Zschocke J, Graham C A, McKnight J J, Nevin N C
Department of Medical Genetics, Belfast City Hospital, Northern Ireland.
Acta Paediatr Suppl. 1994 Dec;407:41-2. doi: 10.1111/j.1651-2227.1994.tb13447.x.
We present a simple, fast, non-radioactive method for the analysis of the polymorphic short tandem repeat (STR) system in the human phenylalanine hydroxylase gene. Previously, sizing of the STR marker involved radiolabelling of PCR amplified fragments and resolution on denaturing polyacrylamide gels using M13 sequencing ladder as a standard. However, this method consistently gave sizes 2 bp longer than the known sequence. The fluorescent method presented here employs internal lane standards and enables accurate sizing of the fragments. To avoid confusion, we suggest that the true fragment lengths are used as reference values in the future. The analysis of STR alleles is valuable for population genetic studies and for targeted mutation screening in phenylketonuria (PKU). It can replace RFLP-based haplotype analysis for carrier detection, and we report its use for prenatal diagnosis in a Northern Irish family with PKU. The analysis of 250 Northern Irish chromosomes, including 128 PKU alleles, showed no significant difference between normal and PKU alleles, with fragment lengths of 238 and 242 bp most common in both groups.

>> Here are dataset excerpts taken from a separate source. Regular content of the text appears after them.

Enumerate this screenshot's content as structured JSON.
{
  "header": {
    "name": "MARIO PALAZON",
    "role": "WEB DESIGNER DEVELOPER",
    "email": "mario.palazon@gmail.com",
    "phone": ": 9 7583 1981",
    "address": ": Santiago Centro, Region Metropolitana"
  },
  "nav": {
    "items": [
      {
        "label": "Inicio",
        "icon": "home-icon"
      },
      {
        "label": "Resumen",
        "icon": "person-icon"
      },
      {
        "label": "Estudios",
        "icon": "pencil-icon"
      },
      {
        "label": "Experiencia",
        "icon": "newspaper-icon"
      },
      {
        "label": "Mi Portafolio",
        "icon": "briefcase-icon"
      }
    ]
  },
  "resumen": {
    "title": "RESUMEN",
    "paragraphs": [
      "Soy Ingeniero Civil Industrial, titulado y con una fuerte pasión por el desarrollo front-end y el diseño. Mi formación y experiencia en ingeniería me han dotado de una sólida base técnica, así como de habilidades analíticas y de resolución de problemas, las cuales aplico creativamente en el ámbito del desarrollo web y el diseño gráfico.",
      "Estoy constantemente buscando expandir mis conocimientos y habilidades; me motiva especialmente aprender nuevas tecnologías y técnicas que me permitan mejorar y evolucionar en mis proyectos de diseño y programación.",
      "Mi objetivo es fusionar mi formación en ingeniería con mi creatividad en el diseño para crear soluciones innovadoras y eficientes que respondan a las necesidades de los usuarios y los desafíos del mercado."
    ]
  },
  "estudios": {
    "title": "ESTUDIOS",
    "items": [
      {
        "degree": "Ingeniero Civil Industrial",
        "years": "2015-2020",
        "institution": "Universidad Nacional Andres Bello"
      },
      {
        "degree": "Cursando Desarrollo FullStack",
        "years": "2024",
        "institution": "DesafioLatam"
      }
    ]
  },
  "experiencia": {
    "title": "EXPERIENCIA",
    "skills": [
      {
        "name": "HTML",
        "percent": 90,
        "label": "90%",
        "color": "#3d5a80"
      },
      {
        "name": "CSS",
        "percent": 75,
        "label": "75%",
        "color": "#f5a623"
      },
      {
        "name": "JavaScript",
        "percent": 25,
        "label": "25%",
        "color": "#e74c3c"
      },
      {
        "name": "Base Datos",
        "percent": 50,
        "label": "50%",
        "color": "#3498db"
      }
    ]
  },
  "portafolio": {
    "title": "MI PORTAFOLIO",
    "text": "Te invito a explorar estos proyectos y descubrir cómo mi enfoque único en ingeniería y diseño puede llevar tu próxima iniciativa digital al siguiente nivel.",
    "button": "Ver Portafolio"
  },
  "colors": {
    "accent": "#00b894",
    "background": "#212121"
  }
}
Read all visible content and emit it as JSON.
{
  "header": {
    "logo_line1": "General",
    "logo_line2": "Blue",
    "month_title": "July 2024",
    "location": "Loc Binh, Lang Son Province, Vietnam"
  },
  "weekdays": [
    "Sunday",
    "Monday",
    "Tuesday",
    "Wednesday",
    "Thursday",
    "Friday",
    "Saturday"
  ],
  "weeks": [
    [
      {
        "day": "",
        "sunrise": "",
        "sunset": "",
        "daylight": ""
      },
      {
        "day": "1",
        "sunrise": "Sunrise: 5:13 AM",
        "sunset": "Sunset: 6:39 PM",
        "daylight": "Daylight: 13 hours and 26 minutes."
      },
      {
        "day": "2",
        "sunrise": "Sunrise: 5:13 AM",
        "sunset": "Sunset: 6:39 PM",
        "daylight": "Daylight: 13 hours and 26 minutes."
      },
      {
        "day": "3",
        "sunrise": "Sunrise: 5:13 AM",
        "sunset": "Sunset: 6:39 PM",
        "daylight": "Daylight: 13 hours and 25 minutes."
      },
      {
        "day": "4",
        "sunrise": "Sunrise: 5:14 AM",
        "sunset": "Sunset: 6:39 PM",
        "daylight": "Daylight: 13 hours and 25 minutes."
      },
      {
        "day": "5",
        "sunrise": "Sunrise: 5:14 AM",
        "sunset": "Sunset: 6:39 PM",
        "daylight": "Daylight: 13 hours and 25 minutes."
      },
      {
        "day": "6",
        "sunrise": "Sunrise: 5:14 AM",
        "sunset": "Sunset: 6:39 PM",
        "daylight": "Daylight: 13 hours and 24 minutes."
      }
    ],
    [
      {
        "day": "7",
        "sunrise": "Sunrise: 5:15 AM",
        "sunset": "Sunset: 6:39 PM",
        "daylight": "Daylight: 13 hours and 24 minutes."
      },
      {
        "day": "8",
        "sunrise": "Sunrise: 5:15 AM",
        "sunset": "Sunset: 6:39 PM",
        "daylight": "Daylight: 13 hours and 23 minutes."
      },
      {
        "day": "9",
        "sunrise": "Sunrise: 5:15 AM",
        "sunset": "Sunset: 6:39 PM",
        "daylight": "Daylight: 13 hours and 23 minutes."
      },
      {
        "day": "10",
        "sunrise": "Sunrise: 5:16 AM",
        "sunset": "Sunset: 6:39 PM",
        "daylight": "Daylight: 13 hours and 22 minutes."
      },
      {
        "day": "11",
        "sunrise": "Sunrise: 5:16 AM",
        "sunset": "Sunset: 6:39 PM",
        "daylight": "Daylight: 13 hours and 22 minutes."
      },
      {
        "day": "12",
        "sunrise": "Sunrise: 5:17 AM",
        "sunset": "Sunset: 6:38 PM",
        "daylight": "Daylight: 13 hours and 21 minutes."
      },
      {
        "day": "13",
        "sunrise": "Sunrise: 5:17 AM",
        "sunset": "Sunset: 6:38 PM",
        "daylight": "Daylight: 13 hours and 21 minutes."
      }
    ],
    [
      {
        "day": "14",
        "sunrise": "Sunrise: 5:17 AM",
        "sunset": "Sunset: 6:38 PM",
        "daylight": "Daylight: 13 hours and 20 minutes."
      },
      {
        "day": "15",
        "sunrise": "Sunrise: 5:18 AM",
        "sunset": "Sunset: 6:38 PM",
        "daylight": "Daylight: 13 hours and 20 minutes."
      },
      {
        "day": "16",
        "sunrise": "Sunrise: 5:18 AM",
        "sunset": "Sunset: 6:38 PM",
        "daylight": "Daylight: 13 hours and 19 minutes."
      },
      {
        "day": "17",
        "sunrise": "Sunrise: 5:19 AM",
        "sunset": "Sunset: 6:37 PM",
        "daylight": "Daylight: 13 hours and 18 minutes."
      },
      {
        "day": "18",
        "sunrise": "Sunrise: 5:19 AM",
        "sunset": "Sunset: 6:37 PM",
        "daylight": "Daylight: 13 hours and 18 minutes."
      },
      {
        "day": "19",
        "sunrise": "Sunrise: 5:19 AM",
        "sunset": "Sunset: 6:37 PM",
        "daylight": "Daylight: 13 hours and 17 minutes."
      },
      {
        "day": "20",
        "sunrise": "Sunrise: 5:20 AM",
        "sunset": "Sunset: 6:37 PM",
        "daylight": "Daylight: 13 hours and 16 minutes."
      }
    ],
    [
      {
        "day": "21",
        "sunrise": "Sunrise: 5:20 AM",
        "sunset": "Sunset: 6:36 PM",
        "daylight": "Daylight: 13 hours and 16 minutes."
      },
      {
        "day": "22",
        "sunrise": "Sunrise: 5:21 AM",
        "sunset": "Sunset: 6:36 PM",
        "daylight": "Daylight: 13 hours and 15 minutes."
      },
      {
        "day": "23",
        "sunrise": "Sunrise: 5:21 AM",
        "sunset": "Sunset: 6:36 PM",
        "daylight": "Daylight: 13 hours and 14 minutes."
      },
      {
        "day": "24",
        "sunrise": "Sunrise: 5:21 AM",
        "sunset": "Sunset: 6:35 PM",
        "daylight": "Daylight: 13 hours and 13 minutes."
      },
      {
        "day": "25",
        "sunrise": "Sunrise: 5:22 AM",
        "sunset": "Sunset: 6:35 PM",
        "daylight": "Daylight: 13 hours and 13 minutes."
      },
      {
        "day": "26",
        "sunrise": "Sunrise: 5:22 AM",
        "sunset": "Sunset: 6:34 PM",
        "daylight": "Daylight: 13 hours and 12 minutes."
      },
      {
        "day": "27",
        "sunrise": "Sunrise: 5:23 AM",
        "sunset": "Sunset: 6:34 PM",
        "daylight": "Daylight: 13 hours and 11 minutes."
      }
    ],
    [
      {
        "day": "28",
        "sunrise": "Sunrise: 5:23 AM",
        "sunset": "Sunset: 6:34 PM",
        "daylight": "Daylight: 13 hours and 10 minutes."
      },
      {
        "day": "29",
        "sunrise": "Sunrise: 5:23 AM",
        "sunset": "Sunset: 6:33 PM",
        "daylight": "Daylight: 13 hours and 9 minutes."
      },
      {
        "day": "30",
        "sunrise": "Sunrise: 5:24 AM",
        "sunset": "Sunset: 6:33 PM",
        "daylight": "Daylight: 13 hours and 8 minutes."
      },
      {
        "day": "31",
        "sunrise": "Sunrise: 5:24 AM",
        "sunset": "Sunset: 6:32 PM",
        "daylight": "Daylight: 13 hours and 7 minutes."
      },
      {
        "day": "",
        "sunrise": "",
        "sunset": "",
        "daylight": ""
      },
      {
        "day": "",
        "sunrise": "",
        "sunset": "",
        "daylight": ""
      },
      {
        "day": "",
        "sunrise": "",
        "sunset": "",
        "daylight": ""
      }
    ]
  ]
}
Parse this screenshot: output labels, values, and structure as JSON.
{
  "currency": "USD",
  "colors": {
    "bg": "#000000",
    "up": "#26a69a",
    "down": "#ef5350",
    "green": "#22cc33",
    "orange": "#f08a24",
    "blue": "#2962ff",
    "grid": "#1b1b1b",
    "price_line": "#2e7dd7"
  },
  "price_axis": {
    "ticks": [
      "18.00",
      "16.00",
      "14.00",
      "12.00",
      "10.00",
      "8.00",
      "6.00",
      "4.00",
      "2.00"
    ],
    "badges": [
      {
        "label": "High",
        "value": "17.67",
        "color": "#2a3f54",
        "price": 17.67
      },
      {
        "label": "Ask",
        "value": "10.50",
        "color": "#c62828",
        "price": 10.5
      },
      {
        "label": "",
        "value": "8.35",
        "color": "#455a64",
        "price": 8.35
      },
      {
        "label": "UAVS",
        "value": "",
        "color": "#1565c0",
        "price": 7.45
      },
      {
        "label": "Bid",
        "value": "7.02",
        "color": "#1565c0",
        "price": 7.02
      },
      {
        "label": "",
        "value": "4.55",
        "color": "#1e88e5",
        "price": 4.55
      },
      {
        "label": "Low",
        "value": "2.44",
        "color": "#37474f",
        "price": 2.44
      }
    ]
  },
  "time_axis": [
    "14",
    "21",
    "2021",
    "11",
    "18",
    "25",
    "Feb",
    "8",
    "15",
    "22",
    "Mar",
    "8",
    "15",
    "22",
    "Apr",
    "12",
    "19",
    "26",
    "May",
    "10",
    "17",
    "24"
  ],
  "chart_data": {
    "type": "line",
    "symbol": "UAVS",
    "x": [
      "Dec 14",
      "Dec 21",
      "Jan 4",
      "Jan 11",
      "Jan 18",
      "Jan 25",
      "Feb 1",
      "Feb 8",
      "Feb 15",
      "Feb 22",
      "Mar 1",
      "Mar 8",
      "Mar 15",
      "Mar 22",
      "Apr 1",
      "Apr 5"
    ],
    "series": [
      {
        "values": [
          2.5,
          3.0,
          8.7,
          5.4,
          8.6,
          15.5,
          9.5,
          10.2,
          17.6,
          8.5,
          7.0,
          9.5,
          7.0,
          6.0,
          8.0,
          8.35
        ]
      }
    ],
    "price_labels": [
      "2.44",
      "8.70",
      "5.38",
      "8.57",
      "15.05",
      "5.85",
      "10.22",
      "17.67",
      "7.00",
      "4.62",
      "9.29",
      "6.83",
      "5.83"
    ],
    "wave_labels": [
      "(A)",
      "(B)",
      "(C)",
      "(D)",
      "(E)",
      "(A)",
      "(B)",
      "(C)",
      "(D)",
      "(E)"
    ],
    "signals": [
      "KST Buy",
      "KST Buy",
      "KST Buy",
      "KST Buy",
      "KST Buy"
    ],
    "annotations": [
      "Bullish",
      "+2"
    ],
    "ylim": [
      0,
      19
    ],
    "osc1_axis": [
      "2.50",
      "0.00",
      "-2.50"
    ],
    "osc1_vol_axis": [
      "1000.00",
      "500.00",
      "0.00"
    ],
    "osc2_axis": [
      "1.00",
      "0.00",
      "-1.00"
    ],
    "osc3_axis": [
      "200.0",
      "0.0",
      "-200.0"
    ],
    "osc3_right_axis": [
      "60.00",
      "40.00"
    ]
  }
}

我们提出了一种简单、快速、非放射性的方法,用于分析人类苯丙氨酸羟化酶基因中的多态性短串联重复序列(STR)系统。以前,STR标记的大小测定涉及对PCR扩增片段进行放射性标记,并使用M13测序梯作为标准在变性聚丙烯酰胺凝胶上进行分辨率分析。然而,该方法始终给出比已知序列长2 bp的大小。这里介绍的荧光方法采用内部泳道标准,能够准确测定片段大小。为避免混淆,我们建议今后将真实片段长度用作参考值。STR等位基因分析对于群体遗传学研究和苯丙酮尿症(PKU)的靶向突变筛查很有价值。它可以取代基于限制性片段长度多态性(RFLP)的单倍型分析用于携带者检测,并且我们报告了其在一个患有PKU的北爱尔兰家庭中的产前诊断应用。对250条北爱尔兰染色体(包括128个PKU等位基因)的分析表明,正常等位基因和PKU等位基因之间没有显著差异,两组中最常见的片段长度分别为238 bp和242 bp。